Performing Without A Net

jazz_club

Tonight I’m drinking with Fitzgerald, Bukowski and Kerouac, those fuckers sure could spin a tale and drink like a school of drowning fish.  I invited Hemingway to drop by, but he was busy playing nursemaid to a typewriter and polishing his guns.  It’s just as well he couldn’t make it, as guns and alcohol make dangerous bedfellows.  Although, spilling ink can be equally as painful as spilling blood.

These fellas had so many foibles and bad habits that it would be hypocritical for them to say a bad word about anybody else, that’s why I hangout with them, cause they don’t come at me sideways with their God-speak, patriotic-mumbo jumbo or self-righteous, sanctimonious finger wagging. The whole lot of them are serial liars and dexterous sinners. Ya see, writers don’t really lie, they just kind of bend the truth a bit—-and as for being sinners, a life without sin possesses no sustaining storyline.  If ya don’t believe me, just ask God about his favorite protagonist—the devil. We all need our devils and our Gods to test our balance as we wobble across life’s tightrope.  One misstep and you could end up in jail, or worse yet, a Mormon or a new-age vegan.

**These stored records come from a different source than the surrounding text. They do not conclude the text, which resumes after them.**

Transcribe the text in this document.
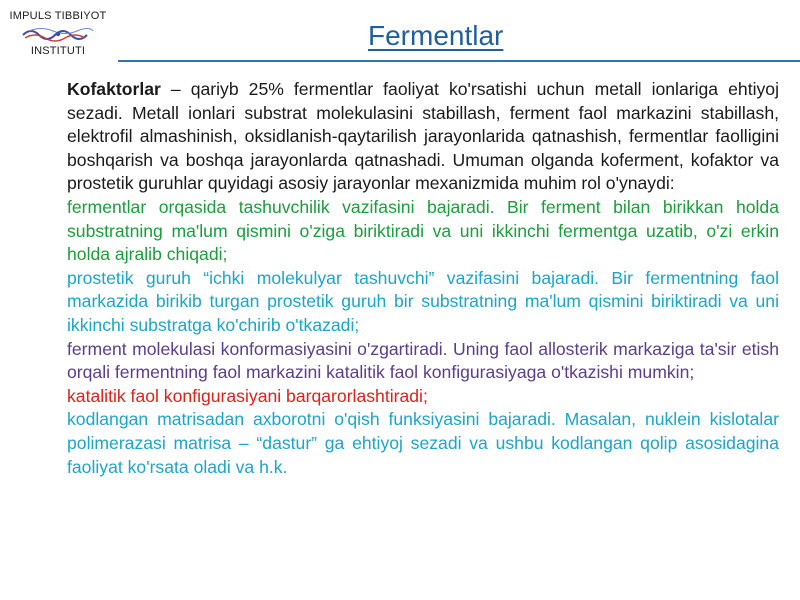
IMPULS TIBBIYOT
INSTITUTI	Fermentlar

Kofaktorlar – qariyb 25% fermentlar faoliyat ko'rsatishi uchun metall ionlariga ehtiyoj sezadi. Metall ionlari substrat molekulasini stabillash, ferment faol markazini stabillash, elektrofil almashinish, oksidlanish-qaytarilish jarayonlarida qatnashish, fermentlar faolligini boshqarish va boshqa jarayonlarda qatnashadi. Umuman olganda koferment, kofaktor va prostetik guruhlar quyidagi asosiy jarayonlar mexanizmida muhim rol o'ynaydi:

fermentlar orqasida tashuvchilik vazifasini bajaradi. Bir ferment bilan birikkan holda substratning ma'lum qismini o'ziga biriktiradi va uni ikkinchi fermentga uzatib, o'zi erkin holda ajralib chiqadi;

prostetik guruh “ichki molekulyar tashuvchi” vazifasini bajaradi. Bir fermentning faol markazida birikib turgan prostetik guruh bir substratning ma'lum qismini biriktiradi va uni ikkinchi substratga ko'chirib o'tkazadi;

ferment molekulasi konformasiyasini o'zgartiradi. Uning faol allosterik markaziga ta'sir etish orqali fermentning faol markazini katalitik faol konfigurasiyaga o'tkazishi mumkin;

katalitik faol konfigurasiyani barqarorlashtiradi;

kodlangan matrisadan axborotni o'qish funksiyasini bajaradi. Masalan, nuklein kislotalar polimerazasi matrisa – “dastur” ga ehtiyoj sezadi va ushbu kodlangan qolip asosidagina faoliyat ko'rsata oladi va h.k.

In the corner of the dark dank bar Waits meanders about the piano keys playing a melancholy jazz riff on an old battered upright piano.  His whisker stubbled face is silhouetted in a smokey blue light, the derby on his head cocked forward and a cigarette dangles from his perturbing lips.  A cat named Bird stares blankly into space as he lifts a shiny alto to his mouth.  His improvisations are a soured marriage between black blues and leftover notes that fumble their way into dissonance—more or less a drunken lullaby.  Vincent sits at a table near the musicians. He makes his childlike sketches and occasionally looks up at the band to lend them his ear (so to speak). The duo plays forlorn melodies that we slowly get sauced to, as we indulge our miseries, such is the sad yet beautiful futility of recounting a long-lost love-affair or friendships now withered and gone by the wayside.  Most love affairs are doomed from the get-go, but friendships are all we really have to sustain us, someone to catch us should we fall.  I miss my friends.

I only see my old pals now at weddings or funerals. I once unsuccessfully attempted to organize a Mens Retreat. I called a few of the old gang and emailed a couple of others.  Most of them never got back to me and those that did offered up some slipshod excuses about how they were predisposed.  They awkwardly mumbled on about work responsibilities, family responsibilities, money responsibilities and other middle-age obligations.   This may sound crazy, but I miss my once young irresponsible friends—what they lacked in maturity they more than made up for in temerity.

To much time alone can cause a man to substitute regret for nostalgia.  What is, “is”—- what ain’t—- “ain’t”—-and what never-was— “ain’t never gonna be”.   Everybody changes, some for the better, others for the worse.  Shockingly, some of my old buddies have even thrown their lot in with the right-wing conservatives—-go figure?  I do my best to remember the good-times—And I’m fortunate to have absorbed so many fond memories.

I’m reminded of one of my old favorite tunes by Simon and Garfunkel, “Bookends”.

Time it was and what a time it was it was,
A time of innocence a time of confidences.

Long ago it must be, I have a photograph
Preserve your memories, they’re all that’s left you

Unexpectedly, Twain, Steinbeck, Armstrong and Columbus drop by. They’re all excited about heading out west to explore some uncharted territories. They claim to have some rough draft maps and charts they got from a couple of fellas named Lewis and Clark. They came by to ask if we might like to throw in with them. We all looked at one another with that singular writers eye. Most stories don’t come to you, on the contrary, you have to seek them out.  Ah yes, only through adventure do we discover new worlds and in the process come to better know what we’re made of.  The decision is unanimous, we’ll all head out west come first dawn.

To often adventure is perceived as a young man’s game.  But I say, attitude will always trump age.  Adventure demands an odd mixture of risk, courage, stamina and as some might see it—-a shit load of irresponsibility.   George Mallory expressed it so concisely when asked, “Why climb Everest?” George responded, “Because it’s there.”  Now isn’t that a Goddamn foolish and irresponsible reason for doing anything—-”Because it’s there?”  But as for me, those three words sparkle with a stark and eloquent truth, to evolve and grow the heart must be pierced with a curiosity to see what’s over that next horizon.

What I love about adventurers, artists and writers is how they peer at the world through the eyes of a child.  They never seem to lose that youthful sense of wonder and imagination.   They may come off as brash, irresponsible and even a bit mad, but perhaps that’s why they aren’t afraid to perform without a net—–.  So Adios mi amigos, I’m off to see what lies out west.  Hey, why don’t you saddle up and come on along as well.

th-6

This piece is dedicated to my life long brothers—Steve, Django, Mike, Chris, Pat, Danny and Norm.